Il faut s'entendre, écrit-il dans sa Préface, "sur le caractère propre et distinctif des phénomènes sociaux." Insatisfait des approches formulées jusqu'ici, surtout "sous l'empire de préoccupations juridiques ou économiques", il refuse l'idée selon laquelle "tout lien social soit fondée sur l'idée de contrat ou l'idée de service". "On est associé de fait sans avoir jamais contracté, même implicitement ; et l'on est souvent membre de la même société, non seulement sans se rendre aucun service, mais en se nuisant réciproquement : c'est le cas des confrères, qui presque toujours se font concurrence. A l'inverse, on peut se rendre mutuellement, entre castes hétérogènes, de même qu'entre animaux différents, les services les plus signalés et les plus continus, sans former de société. Plus étroite encore et plus éloignée de la vérité est la définition essayée récemment par un sociologue distingué qui donne pour propriété caractéristiques aux actes sociaux d'être imposés du dehors par contrainte. C'est ne reconnaitre, en fait d liens sociaux, que les rapports du maître à sujet, du professeur à l'élève, des parents aux enfants, sans avoir nul égard aux libres relations des égaux entre eux. C'est fermer les yeux pour ne pas voir que, dans les collèges même, l'éducation que les enfants se donnent librement en s'imitant les uns les autres, en humant, pour ainsi dire, leurs mutuels exemples, ou même ceux de leurs professeurs, qu'ils intériorisent, l'emporte de beaucoup en importance sur celle qu'ils reçoivent et subissent par force. On ne s'explique une telle erreur qu'en la rattachant à cette autre, qu'un fait social, en tant que social, existe en dehors de toutes ses manifestations individuelles. Malheureusement, en poussant ainsi à bout et objectivant la distinction ou plutôt la séparation toute subjective du phénomène collectif et des actes particuliers dont il se compose, M. Durkheim nous rejette en pleine scolastique. Sociologie ne veut pas dire ontologie. J'ai beaucoup de peine à comprendre, je l'avoue, comment il peut se faire que, "les individus écartés, il reste la Société". Les professeurs ôtés, je ne vois pas bien ce qui reste de l'Université (...). On semble à la recherche d'un principe social où la psychologie n'entre pour rien, créé tout exprès pour la science qu'on fabrique, ce qui me parait encore plus chimérique encore que l'ancien principe vital."

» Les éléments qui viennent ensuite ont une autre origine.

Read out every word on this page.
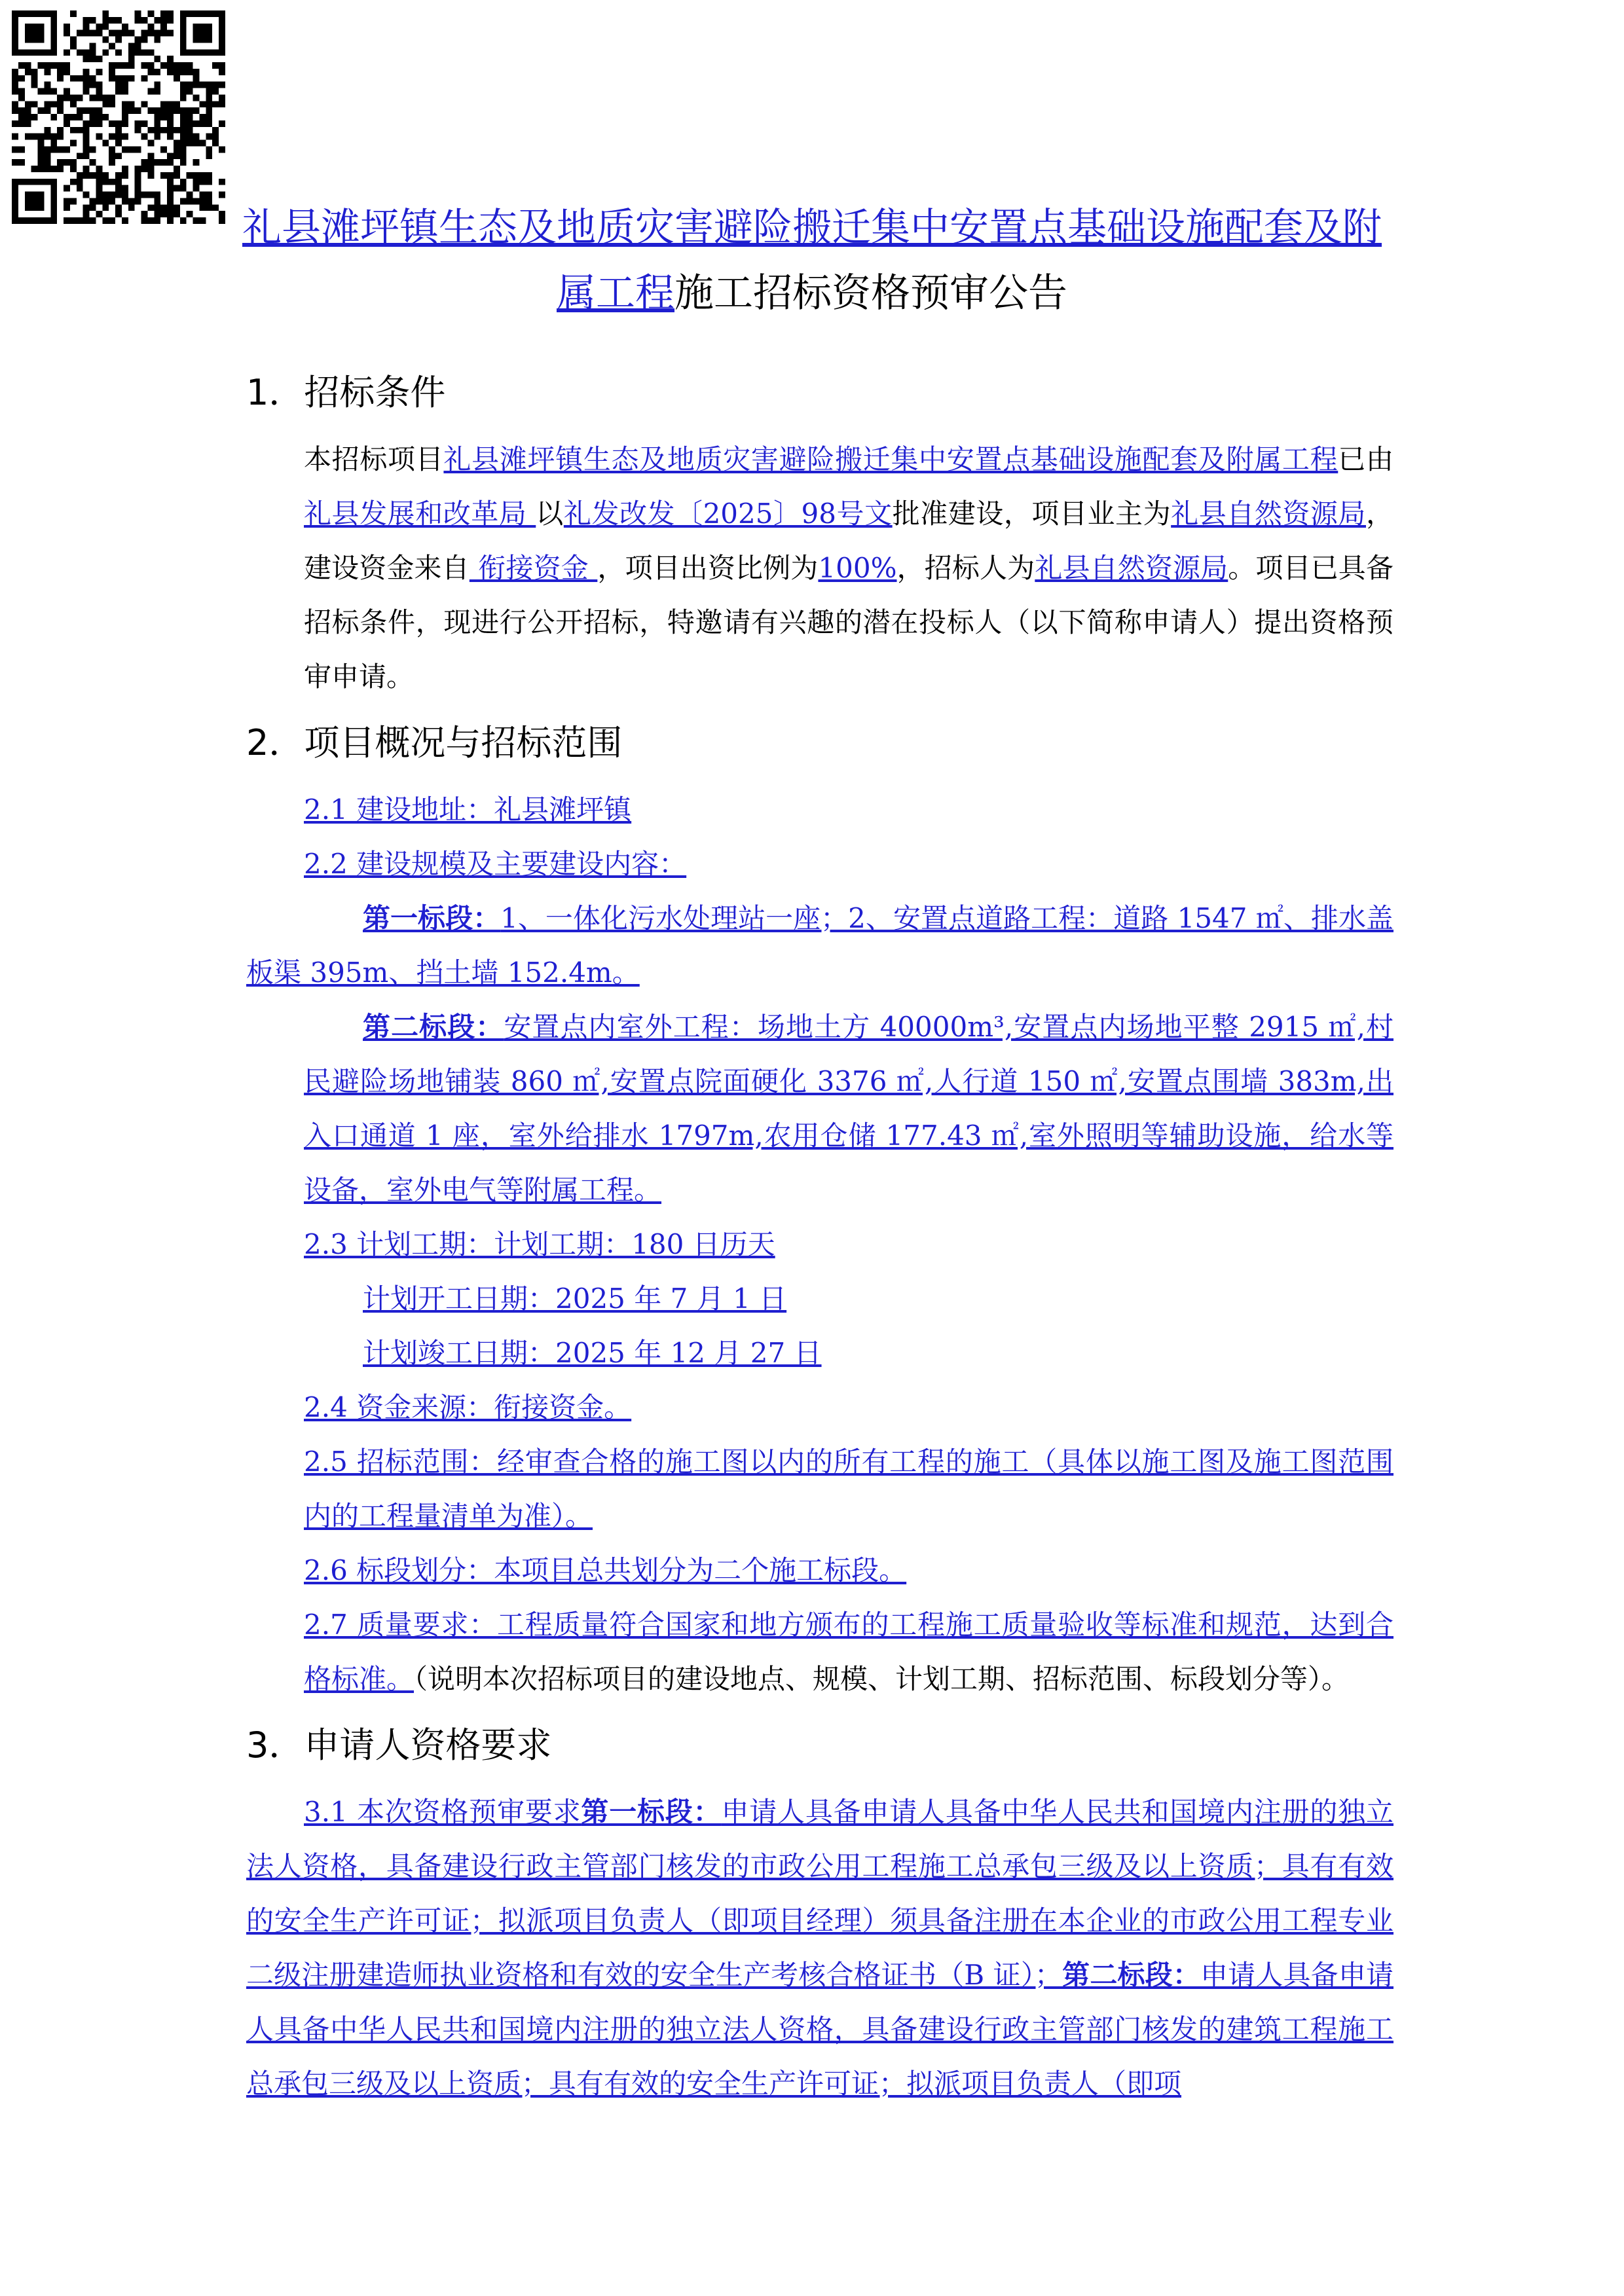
礼县滩坪镇生态及地质灾害避险搬迁集中安置点基础设施配套及附
属工程施工招标资格预审公告
1．招标条件

本招标项目礼县滩坪镇生态及地质灾害避险搬迁集中安置点基础设施配套及附属工程已由 礼县发展和改革局 以礼发改发〔2025〕98号文批准建设，项目业主为礼县自然资源局，建设资金来自 衔接资金 ，项目出资比例为100%，招标人为礼县自然资源局。项目已具备招标条件，现进行公开招标，特邀请有兴趣的潜在投标人（以下简称申请人）提出资格预审申请。

2．项目概况与招标范围

2.1 建设地址：礼县滩坪镇

2.2 建设规模及主要建设内容：

第一标段：1、一体化污水处理站一座；2、安置点道路工程：道路 1547 ㎡、排水盖板渠 395m、挡土墙 152.4m。

第二标段：安置点内室外工程：场地土方 40000m³,安置点内场地平整 2915 ㎡,村民避险场地铺装 860 ㎡,安置点院面硬化 3376 ㎡,人行道 150 ㎡,安置点围墙 383m,出入口通道 1 座，室外给排水 1797m,农用仓储 177.43 ㎡,室外照明等辅助设施，给水等设备，室外电气等附属工程。

2.3 计划工期：计划工期：180 日历天

计划开工日期：2025 年 7 月 1 日

计划竣工日期：2025 年 12 月 27 日

2.4 资金来源：衔接资金。

2.5 招标范围：经审查合格的施工图以内的所有工程的施工（具体以施工图及施工图范围内的工程量清单为准）。

2.6 标段划分：本项目总共划分为二个施工标段。

2.7 质量要求：工程质量符合国家和地方颁布的工程施工质量验收等标准和规范，达到合格标准。（说明本次招标项目的建设地点、规模、计划工期、招标范围、标段划分等）。

3．申请人资格要求

3.1 本次资格预审要求第一标段：申请人具备申请人具备中华人民共和国境内注册的独立法人资格，具备建设行政主管部门核发的市政公用工程施工总承包三级及以上资质；具有有效的安全生产许可证；拟派项目负责人（即项目经理）须具备注册在本企业的市政公用工程专业二级注册建造师执业资格和有效的安全生产考核合格证书（B 证）；第二标段：申请人具备申请人具备中华人民共和国境内注册的独立法人资格，具备建设行政主管部门核发的建筑工程施工总承包三级及以上资质；具有有效的安全生产许可证；拟派项目负责人（即项
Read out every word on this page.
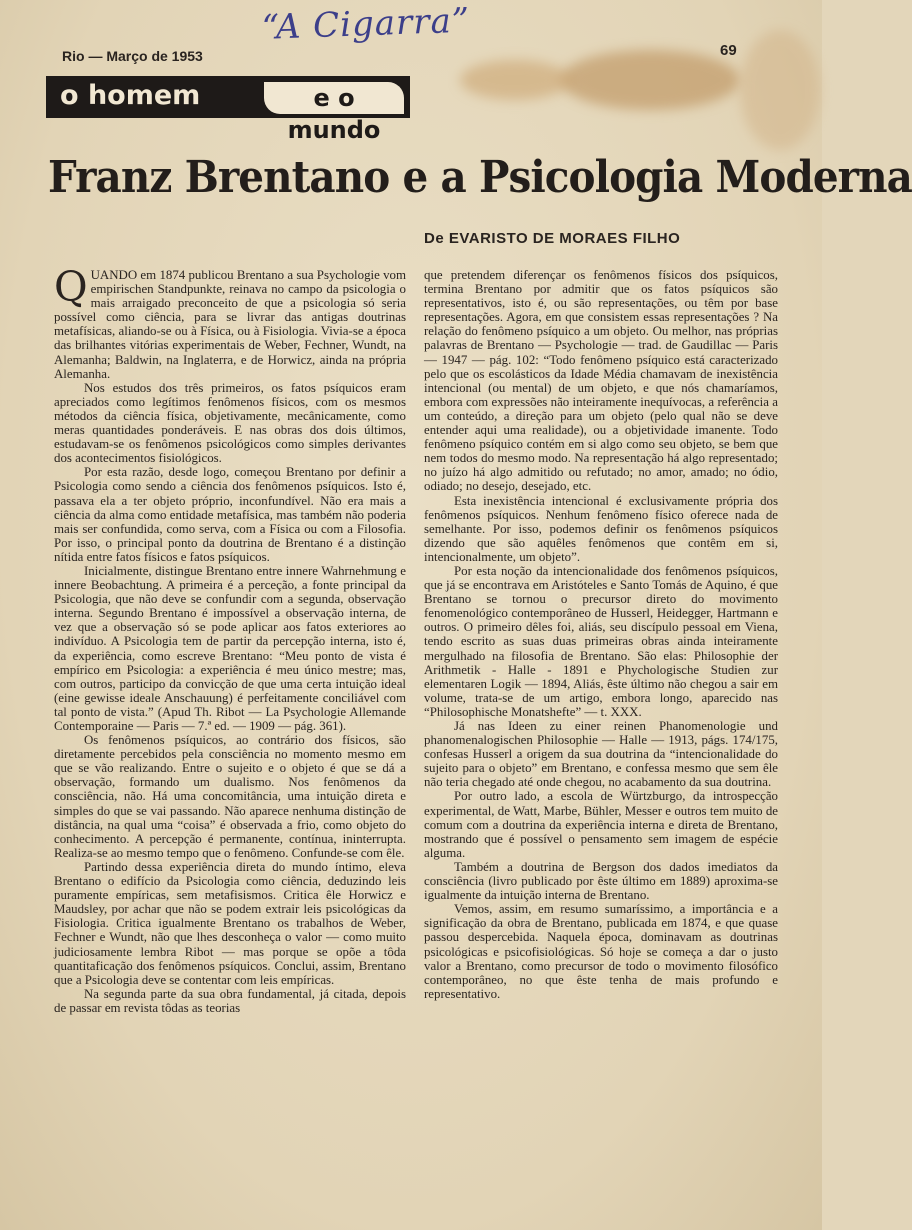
“A Cigarra”
Rio — Março de 1953	69
o homem	e o mundo
Franz Brentano e a Psicologia Moderna
De EVARISTO DE MORAES FILHO

QUANDO em 1874 publicou Brentano a sua Psychologie vom empirischen Standpunkte, reinava no campo da psicologia o mais arraigado preconceito de que a psicologia só seria possível como ciência, para se livrar das antigas doutrinas metafísicas, aliando-se ou à Física, ou à Fisiologia. Vivia-se a época das brilhantes vitórias experimentais de Weber, Fechner, Wundt, na Alemanha; Baldwin, na Inglaterra, e de Horwicz, ainda na própria Alemanha.

Nos estudos dos três primeiros, os fatos psíquicos eram apreciados como legítimos fenômenos físicos, com os mesmos métodos da ciência física, objetivamente, mecânicamente, como meras quantidades ponderáveis. E nas obras dos dois últimos, estudavam-se os fenômenos psicológicos como simples derivantes dos acontecimentos fisiológicos.

Por esta razão, desde logo, começou Brentano por definir a Psicologia como sendo a ciência dos fenômenos psíquicos. Isto é, passava ela a ter objeto próprio, inconfundível. Não era mais a ciência da alma como entidade metafísica, mas também não poderia mais ser confundida, como serva, com a Física ou com a Filosofia. Por isso, o principal ponto da doutrina de Brentano é a distinção nítida entre fatos físicos e fatos psíquicos.

Inicialmente, distingue Brentano entre innere Wahrnehmung e innere Beobachtung. A primeira é a perceção, a fonte principal da Psicologia, que não deve se confundir com a segunda, observação interna. Segundo Brentano é impossível a observação interna, de vez que a observação só se pode aplicar aos fatos exteriores ao indivíduo. A Psicologia tem de partir da percepção interna, isto é, da experiência, como escreve Brentano: “Meu ponto de vista é empírico em Psicologia: a experiência é meu único mestre; mas, com outros, participo da convicção de que uma certa intuição ideal (eine gewisse ideale Anschauung) é perfeitamente conciliável com tal ponto de vista.” (Apud Th. Ribot — La Psychologie Allemande Contemporaine — Paris — 7.ª ed. — 1909 — pág. 361).

Os fenômenos psíquicos, ao contrário dos físicos, são diretamente percebidos pela consciência no momento mesmo em que se vão realizando. Entre o sujeito e o objeto é que se dá a observação, formando um dualismo. Nos fenômenos da consciência, não. Há uma concomitância, uma intuição direta e simples do que se vai passando. Não aparece nenhuma distinção de distância, na qual uma “coisa” é observada a frio, como objeto do conhecimento. A percepção é permanente, contínua, ininterrupta. Realiza-se ao mesmo tempo que o fenômeno. Confunde-se com êle.

Partindo dessa experiência direta do mundo íntimo, eleva Brentano o edifício da Psicologia como ciência, deduzindo leis puramente empíricas, sem metafisismos. Critica êle Horwicz e Maudsley, por achar que não se podem extrair leis psicológicas da Fisiologia. Critica igualmente Brentano os trabalhos de Weber, Fechner e Wundt, não que lhes desconheça o valor — como muito judiciosamente lembra Ribot — mas porque se opõe a tôda quantitaficação dos fenômenos psíquicos. Conclui, assim, Brentano que a Psicologia deve se contentar com leis empíricas.

Na segunda parte da sua obra fundamental, já citada, depois de passar em revista tôdas as teorias

que pretendem diferençar os fenômenos físicos dos psíquicos, termina Brentano por admitir que os fatos psíquicos são representativos, isto é, ou são representações, ou têm por base representações. Agora, em que consistem essas representações ? Na relação do fenômeno psíquico a um objeto. Ou melhor, nas próprias palavras de Brentano — Psychologie — trad. de Gaudillac — Paris — 1947 — pág. 102: “Todo fenômeno psíquico está caracterizado pelo que os escolásticos da Idade Média chamavam de inexistência intencional (ou mental) de um objeto, e que nós chamaríamos, embora com expressões não inteiramente inequívocas, a referência a um conteúdo, a direção para um objeto (pelo qual não se deve entender aqui uma realidade), ou a objetividade imanente. Todo fenômeno psíquico contém em si algo como seu objeto, se bem que nem todos do mesmo modo. Na representação há algo representado; no juízo há algo admitido ou refutado; no amor, amado; no ódio, odiado; no desejo, desejado, etc.

Esta inexistência intencional é exclusivamente própria dos fenômenos psíquicos. Nenhum fenômeno físico oferece nada de semelhante. Por isso, podemos definir os fenômenos psíquicos dizendo que são aquêles fenômenos que contêm em si, intencionalmente, um objeto”.

Por esta noção da intencionalidade dos fenômenos psíquicos, que já se encontrava em Aristóteles e Santo Tomás de Aquino, é que Brentano se tornou o precursor direto do movimento fenomenológico contemporâneo de Husserl, Heidegger, Hartmann e outros. O primeiro dêles foi, aliás, seu discípulo pessoal em Viena, tendo escrito as suas duas primeiras obras ainda inteiramente mergulhado na filosofia de Brentano. São elas: Philosophie der Arithmetik - Halle - 1891 e Phychologische Studien zur elementaren Logik — 1894, Aliás, êste último não chegou a sair em volume, trata-se de um artigo, embora longo, aparecido nas “Philosophische Monatshefte” — t. XXX.

Já nas Ideen zu einer reinen Phanomenologie und phanomenalogischen Philosophie — Halle — 1913, págs. 174/175, confesas Husserl a origem da sua doutrina da “intencionalidade do sujeito para o objeto” em Brentano, e confessa mesmo que sem êle não teria chegado até onde chegou, no acabamento da sua doutrina.

Por outro lado, a escola de Würtzburgo, da introspecção experimental, de Watt, Marbe, Bühler, Messer e outros tem muito de comum com a doutrina da experiência interna e direta de Brentano, mostrando que é possível o pensamento sem imagem de espécie alguma.

Também a doutrina de Bergson dos dados imediatos da consciência (livro publicado por êste último em 1889) aproxima-se igualmente da intuição interna de Brentano.

Vemos, assim, em resumo sumaríssimo, a importância e a significação da obra de Brentano, publicada em 1874, e que quase passou despercebida. Naquela época, dominavam as doutrinas psicológicas e psicofisiológicas. Só hoje se começa a dar o justo valor a Brentano, como precursor de todo o movimento filosófico contemporâneo, no que êste tenha de mais profundo e representativo.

Gabriel TARDE se pose en contradicteur d'Emile DURKHEIM et on a encore l'écho de ces débats - non emprunts de mauvaise foi et de considération carriériste et académique - où l'individuel et le collectif sont les "armes" de polémiques qui semblent - semblent, il faut insister sur ce verbe - le holisme et l'individualisme. En relisant La logique sociale, on comprend mieux ce qui les sépare et ce qui ne les sépare pas. En tout cas ce n'est pas le holisme contre l'individualisme! 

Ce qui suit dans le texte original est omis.